Бек опять заметался по комнате. Ему не хотелось ставить чересчур жесткие требования, он ведь полагал, что пользуется у заговорщиков большим доверием, а теперь не находил его.
— Никогда еще я не чувствовал себя таким одиноким, как сейчас, — тихо промолвил он.
— Это вполне естественно, господин генерал-полковник.
Неожиданно, вероятно в знак сердечной признательности, Бек положил руку на плечо капитана. Вряд ли он сделал бы что-либо подобное в другое время, но ему было очень одиноко, а капитана он считал в некотором роде своим сыном.
— Что же мне предпринять, дорогой Бракведе, чтобы повернуть все на правильный путь?
— Позвоните генерал-фельдмаршалу фон Клюге, — настоятельно посоветовал капитан. — Попытайтесь принудить его принять наконец решение.
— А если он откажется?
— По крайней мере, мы будем знать об этом.

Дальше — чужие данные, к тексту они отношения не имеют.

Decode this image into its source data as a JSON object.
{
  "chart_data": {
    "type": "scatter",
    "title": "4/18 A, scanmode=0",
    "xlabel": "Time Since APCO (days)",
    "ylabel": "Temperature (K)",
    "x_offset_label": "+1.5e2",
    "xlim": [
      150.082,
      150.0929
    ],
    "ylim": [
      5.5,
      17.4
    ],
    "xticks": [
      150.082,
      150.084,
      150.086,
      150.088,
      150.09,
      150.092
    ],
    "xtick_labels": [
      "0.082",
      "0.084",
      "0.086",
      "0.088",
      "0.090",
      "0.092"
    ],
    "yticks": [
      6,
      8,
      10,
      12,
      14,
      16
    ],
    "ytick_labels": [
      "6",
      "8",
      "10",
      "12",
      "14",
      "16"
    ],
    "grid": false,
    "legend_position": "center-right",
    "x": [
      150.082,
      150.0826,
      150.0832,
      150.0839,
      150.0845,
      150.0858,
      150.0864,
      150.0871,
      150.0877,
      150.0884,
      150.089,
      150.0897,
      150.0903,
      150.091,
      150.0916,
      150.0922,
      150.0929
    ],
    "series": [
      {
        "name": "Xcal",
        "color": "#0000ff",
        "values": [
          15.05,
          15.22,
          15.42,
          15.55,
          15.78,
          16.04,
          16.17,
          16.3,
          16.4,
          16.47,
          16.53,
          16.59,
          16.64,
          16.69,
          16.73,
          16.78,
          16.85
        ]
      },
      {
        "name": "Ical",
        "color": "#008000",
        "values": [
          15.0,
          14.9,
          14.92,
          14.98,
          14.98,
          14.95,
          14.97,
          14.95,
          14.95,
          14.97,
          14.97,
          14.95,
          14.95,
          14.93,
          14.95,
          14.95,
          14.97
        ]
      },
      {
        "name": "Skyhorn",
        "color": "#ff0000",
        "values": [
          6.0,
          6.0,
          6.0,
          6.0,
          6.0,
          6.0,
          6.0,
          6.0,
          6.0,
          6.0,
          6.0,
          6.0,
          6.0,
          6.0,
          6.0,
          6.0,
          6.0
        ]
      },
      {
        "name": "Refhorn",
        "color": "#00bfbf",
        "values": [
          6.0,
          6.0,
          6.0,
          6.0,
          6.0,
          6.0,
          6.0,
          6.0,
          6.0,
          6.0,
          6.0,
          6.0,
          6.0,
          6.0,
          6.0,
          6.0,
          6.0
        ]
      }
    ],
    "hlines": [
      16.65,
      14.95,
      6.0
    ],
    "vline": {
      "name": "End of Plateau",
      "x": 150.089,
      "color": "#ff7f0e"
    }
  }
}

Бек кивнул. Бракведе попросил соединить его с главнокомандующим войсками «Запад», и через несколько минут фон Клюге подошел к телефону:
— Какова обстановка?
Бек начал с обстоятельного вступления.
— Для Клюге, — прошептал слушавший доклад Бракведе, — не стоило делать подобного вступления. Этим его не убедишь, Он реагирует лишь на факты.
Генерал-полковник Бек потер лоб и затем спросил:
— Клюге, ответьте определенно: поддерживаете ли вы наши теперешние действия, подчиняетесь ли мне?
Несколько секунд Клюге молчал.
— Все это для меня так неожиданно, — промолвил наконец главнокомандующий войсками «Запад». — Конечно, мое отношение к существующему режиму не изменилось, однако я должен посоветоваться, прежде чем принять окончательное решение.
— Спросите его, сколько времени ему для этого понадобится, — подсказал фон Бракведе генерал-полковнику шепотом.
Бек казался очень бледным, но оставался спокойным. Бесстрастным голосом он задал фон Клюге вопрос, предложенный капитаном.